I finally figured out why my site has been so slow for some people. After multiple sessions of staring at tcpdump output and grep-ing through error logs, I finally noticed that Apache’s access_log was full of hostnames… Duh! This meant that Apache was doing a reverse lookup on every address that accessed my site.
(For those who don’t undrstand why this is such a serious performance bottleneck, Apache won’t display the page until the hostname is resolved. This will take a couple seconds in a lot of cases, and in the worst case (if there’s no PTR record associated with the client’s IP address), Apache will wait up to 30 seconds before giving up and displaying the page anyway.)

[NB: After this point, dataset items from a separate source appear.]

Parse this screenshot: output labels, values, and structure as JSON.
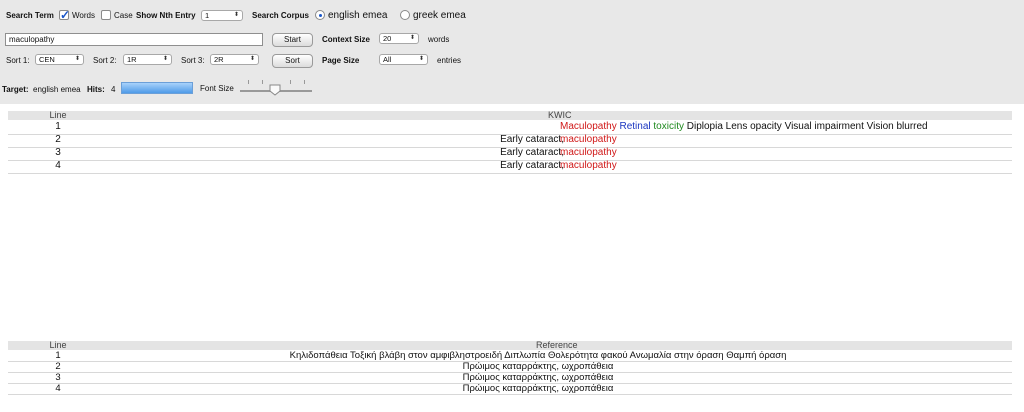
{
  "toolbar": {
    "search_term_label": "Search Term",
    "words_label": "Words",
    "words_checked": true,
    "case_label": "Case",
    "case_checked": false,
    "show_nth_label": "Show Nth Entry",
    "nth_value": "1",
    "search_corpus_label": "Search Corpus",
    "corpus_options": [
      "english emea",
      "greek emea"
    ],
    "corpus_selected": "english emea",
    "search_value": "maculopathy",
    "start_label": "Start",
    "context_size_label": "Context Size",
    "context_size_value": "20",
    "words_unit": "words",
    "sort1_label": "Sort 1:",
    "sort1_value": "CEN",
    "sort2_label": "Sort 2:",
    "sort2_value": "1R",
    "sort3_label": "Sort 3:",
    "sort3_value": "2R",
    "sort_label": "Sort",
    "page_size_label": "Page Size",
    "page_size_value": "All",
    "entries_unit": "entries",
    "target_label": "Target:",
    "target_value": "english emea",
    "hits_label": "Hits:",
    "hits_value": "4",
    "font_size_label": "Font Size"
  },
  "kwic_table": {
    "headers": {
      "line": "Line",
      "kwic": "KWIC"
    },
    "rows": [
      {
        "line": "1",
        "left": "",
        "keyword": "Maculopathy",
        "right_parts": [
          {
            "text": "Retinal",
            "color": "#1a35c0"
          },
          {
            "text": "toxicity",
            "color": "#1f8a1f"
          },
          {
            "text": "Diplopia Lens opacity Visual impairment Vision blurred",
            "color": "#111111"
          }
        ]
      },
      {
        "line": "2",
        "left": "Early cataract,",
        "keyword": "maculopathy",
        "right_parts": []
      },
      {
        "line": "3",
        "left": "Early cataract,",
        "keyword": "maculopathy",
        "right_parts": []
      },
      {
        "line": "4",
        "left": "Early cataract,",
        "keyword": "maculopathy",
        "right_parts": []
      }
    ]
  },
  "reference_table": {
    "headers": {
      "line": "Line",
      "reference": "Reference"
    },
    "rows": [
      {
        "line": "1",
        "text": "Κηλιδοπάθεια Τοξική βλάβη στον αμφιβληστροειδή Διπλωπία Θολερότητα φακού Ανωμαλία στην όραση Θαμπή όραση"
      },
      {
        "line": "2",
        "text": "Πρώιμος καταρράκτης, ωχροπάθεια"
      },
      {
        "line": "3",
        "text": "Πρώιμος καταρράκτης, ωχροπάθεια"
      },
      {
        "line": "4",
        "text": "Πρώιμος καταρράκτης, ωχροπάθεια"
      }
    ]
  },
  "colors": {
    "keyword": "#d01818",
    "accent": "#1a56c8",
    "hits_bar": "#5aa7ef"
  }
}
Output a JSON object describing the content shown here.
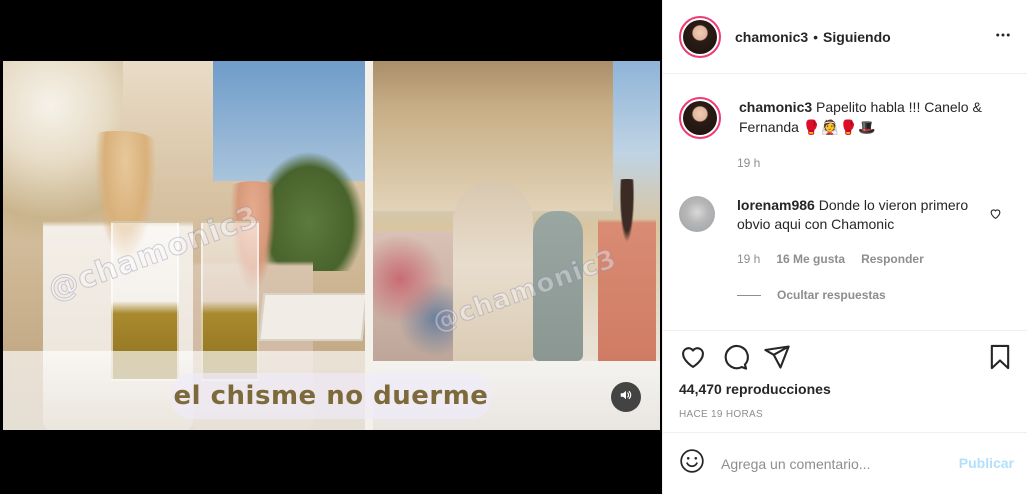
{
  "media": {
    "watermark": "@chamonic3",
    "caption_overlay": "el chisme no duerme",
    "mute_icon": "speaker-icon"
  },
  "header": {
    "username": "chamonic3",
    "separator": "•",
    "follow_status": "Siguiendo",
    "more_icon": "more-horizontal-icon"
  },
  "caption": {
    "username": "chamonic3",
    "text": "Papelito habla !!! Canelo & Fernanda",
    "emojis": "🥊👰🥊🎩",
    "time": "19 h"
  },
  "reply": {
    "username": "lorenam986",
    "text": "Donde lo vieron primero obvio aqui con Chamonic",
    "time": "19 h",
    "likes": "16 Me gusta",
    "reply_label": "Responder",
    "hide_label": "Ocultar respuestas"
  },
  "actions": {
    "icons": [
      "heart-icon",
      "comment-icon",
      "share-icon",
      "bookmark-icon"
    ],
    "views": "44,470 reproducciones",
    "ago": "HACE 19 HORAS"
  },
  "add_comment": {
    "placeholder": "Agrega un comentario...",
    "post_label": "Publicar"
  },
  "colors": {
    "story_ring": "#ef3b75",
    "post_disabled": "#b2dffc",
    "secondary_text": "#8e8e8e",
    "border": "#efefef"
  }
}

“Ah ha,” I exclaimed, as I fired up vi and scrolled down to HostnameLookups in my httpd.conf, but I became even more confused when I discovered that HostnameLookups was already disabled. Just to be sure, I grep-ed my entire /etc partition for HostnameLookups, but it was definately turned off. So why was Apache continuing to do reverse lookups even though I told it not to? The answer was a faulty “deny” statement in one of my access lists. I was originally commenting my deny statements like this:
Deny from 10.20.30 #some jerk
But apparently, the entire line (including the comment) was being misinterpreted as a hostname, which implicitely enabled HostnameLookups. The solution was to move the comments to their own lines like this:
#some jerk Deny from 10.20.30
I hope this saves someone out there a lot of time and confusion.